Les BFI ne seront pas exempts d’efforts ces prochaines années. « Les business ont été largement redimensionnés et génèrent de ce fait moins de revenus, les banques travaillent maintenant sur la productivité », relève Marc Sabatier. Ce ne sont plus les fonctions front-office mais les fonctions support (IT, finance…) et back-office qui se retrouvent dans l’œil du cyclone.

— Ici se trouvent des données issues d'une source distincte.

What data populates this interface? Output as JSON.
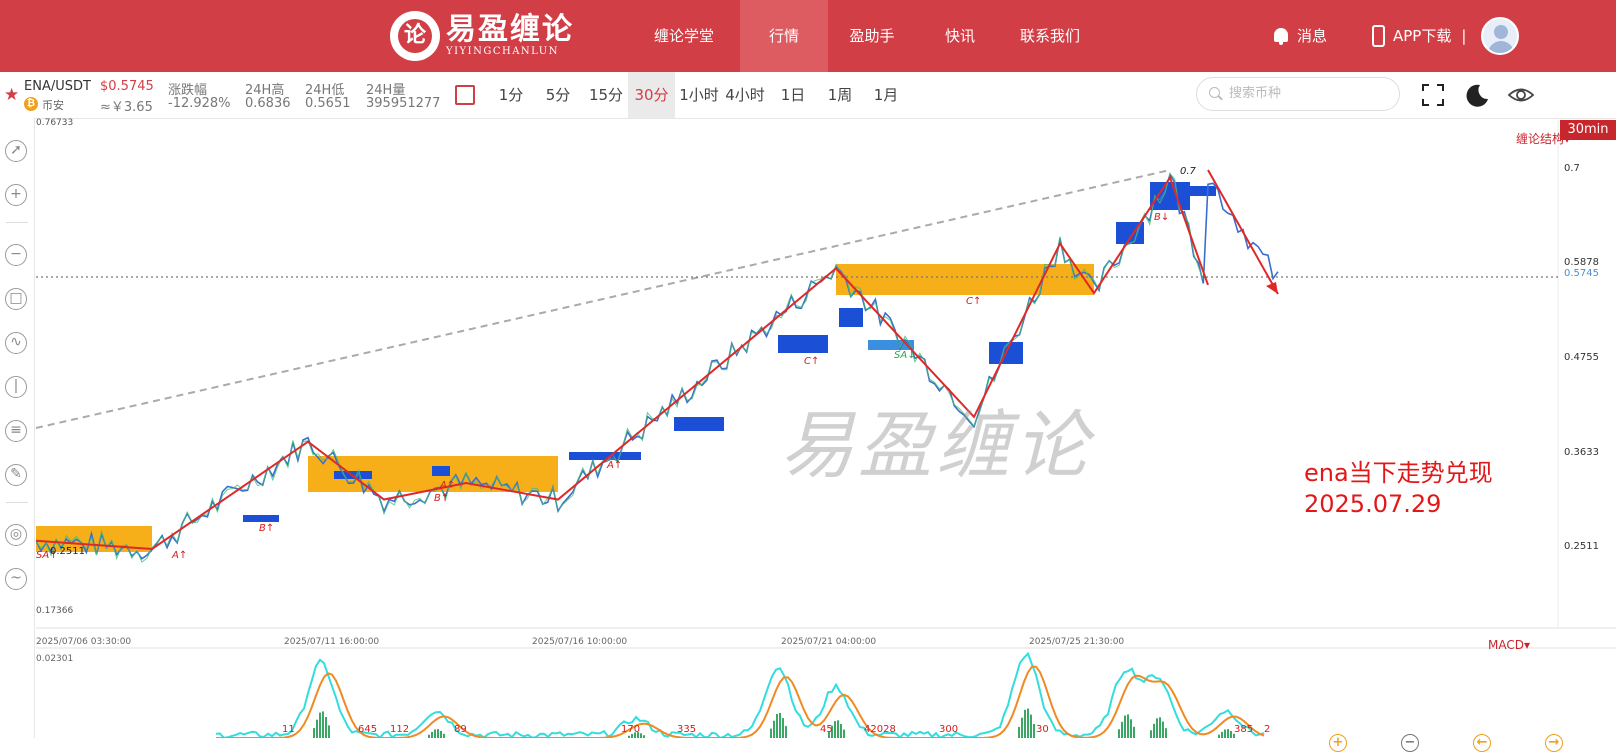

La tendance est désormais à l’outsourcing et l’off-shoring de ces fonctions qui paraissaient encore il y a peu trop sensibles pour être déléguées. L’externalisation par la Société Générale de ses back-offices auprès d’Accenture au sein d’une structure ad hoc  montre qu’un tournant a été engagé. « La pompe a été amorcée. Ce projet Mikado concerne quelques centaines d’emplois chez SocGen mais d’autres banques françaises démarchées se montrent intéressées. Le millier d’emplois concernés sera probablement rapidement atteint », juge l’associé de SterWen.

Mutualisation et transferts de postes à l’étranger

La mutualisation des moyens pourrait également s’opérer sur certains métiers de la banque d’investissement à plus long terme. Ce pourrait être le cas de certaines activités de taux, fortement consommateurs de fonds propres. « SocGen et BNP Paribas restent impliqués dans les activités de marchés sophistiquées, qu’elles ne veulent pas abandonner aux Américains. Pour ce faire, elles pourraient être néanmoins amenées dans le futur à travailler ensemble », analyse Marc Sabatier.

Enfin, la future loi bancaire en France pourrait faire peser une menace d’une autre nature sur les effectifs des BFI. La menace est moins liée à la filialisation et l’interdiction de certaines activités prévues par le texte, qui ont été largement anticipées par les banques, mais par le plafonnement des bonus ajouté plus récemment dans la loi pour anticiper la réglementation européenne. « Cet encadrement des rémunérations variables est l’élément qui fait le plus peur aux banques. Cela va dans le sens d’un transfert accru de certaines activités de marchés à Londres, New-York ou vers l’Asie », craint l’associé de SterWen. De là, à ce que les postes de front-office à Paris ne se réduisent comme peau de chagrin, il n’y a qu’un pas, déjà allègrement franchi.